The 64KB L1D cache is 2 way associative, with 64 byte lines and a 3 cycle access time. It uses a write-back policy to the L2 cache, which is exclusive of the L1. The data paths into and from the L1D cache also widened to 256 bits (128 bits transmit and 128 bits receive), so a 64 byte line is transmitted in 4 cycles. As in the K8, the L2 cache is private to each core. The L2 capacity has been halved to 512KB, but the line size and associativity were kept at 64B and 16 ways respectively.
The L3 cache in Barcelona is entirely new feature for AMD. The shared 2MB L3 cache is 32 way associative and uses 64B lines, but did not fit in Figure 5. The controller for the cache is flexible and various AMD documents indicate that it can flexibly support up to 8MB of L3 cache. The L3 cache is specifically designed with data sharing in mind. This entails three particular changes from AMD’s traditional cache hierarchy. First, it is mostly exclusive, but not entirely so. When a line is sent from the L3 cache to an L1D cache, if the cache line is shared, or is likely to be shared, then it will remain in the L3 – leading to duplication which would never happen in a totally exclusive hierarchy.

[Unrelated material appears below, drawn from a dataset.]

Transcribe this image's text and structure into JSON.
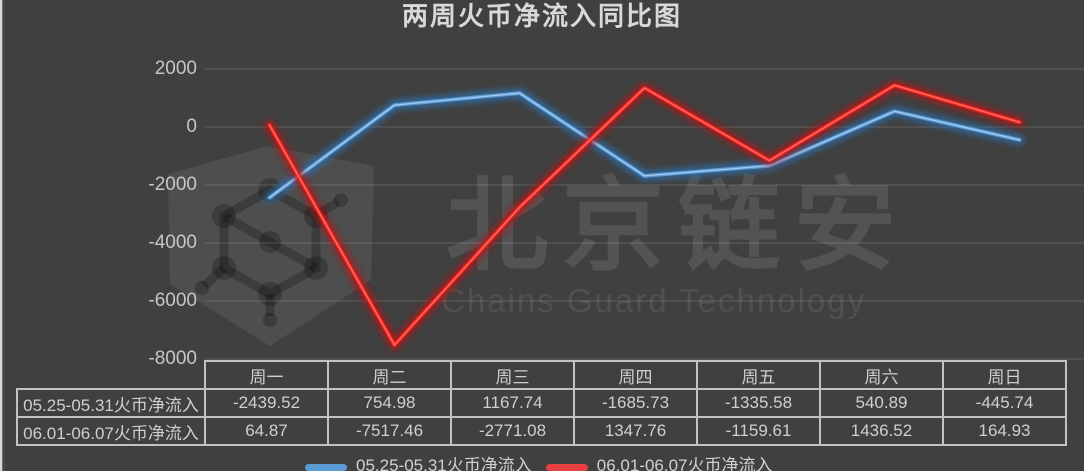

A fetched cache line is likely to be shared if it contains code, or if the data has been previously shared (sharing history is tracked). Second, the eviction policy for the L3 has been changed. In the K8, when a cache line is brought in from memory, a pseudo-least recently used algorithm would evict the oldest line in the cache. However, in Barcelona’s L3, the replacement algorithm has been changed to also take into account sharing, and it prefers evicting unshared lines. Lastly, since the L3 is shared between four different cores, access to the L3 must be arbitrated. A round-robin algorithm is used to give access to one of the four cores each cycle. The latency to the L3 cache has not been disclosed, but it depends on the relative northbridge and core frequencies – for reasons which we will see later.
The last improvements to Barcelona in the memory pipeline are the prefetchers. Each core has 8 data prefetchers (a total of 32 per device), which now fill to the L1D cache in Barcelona. In the K8, prefetched results were held in the L2 cache. The instruction prefetcher for Barcelona can have up to 2 outstanding fetches to any address, whereas the K8 was restricted to one fetch to an odd address and one fetch to an even address.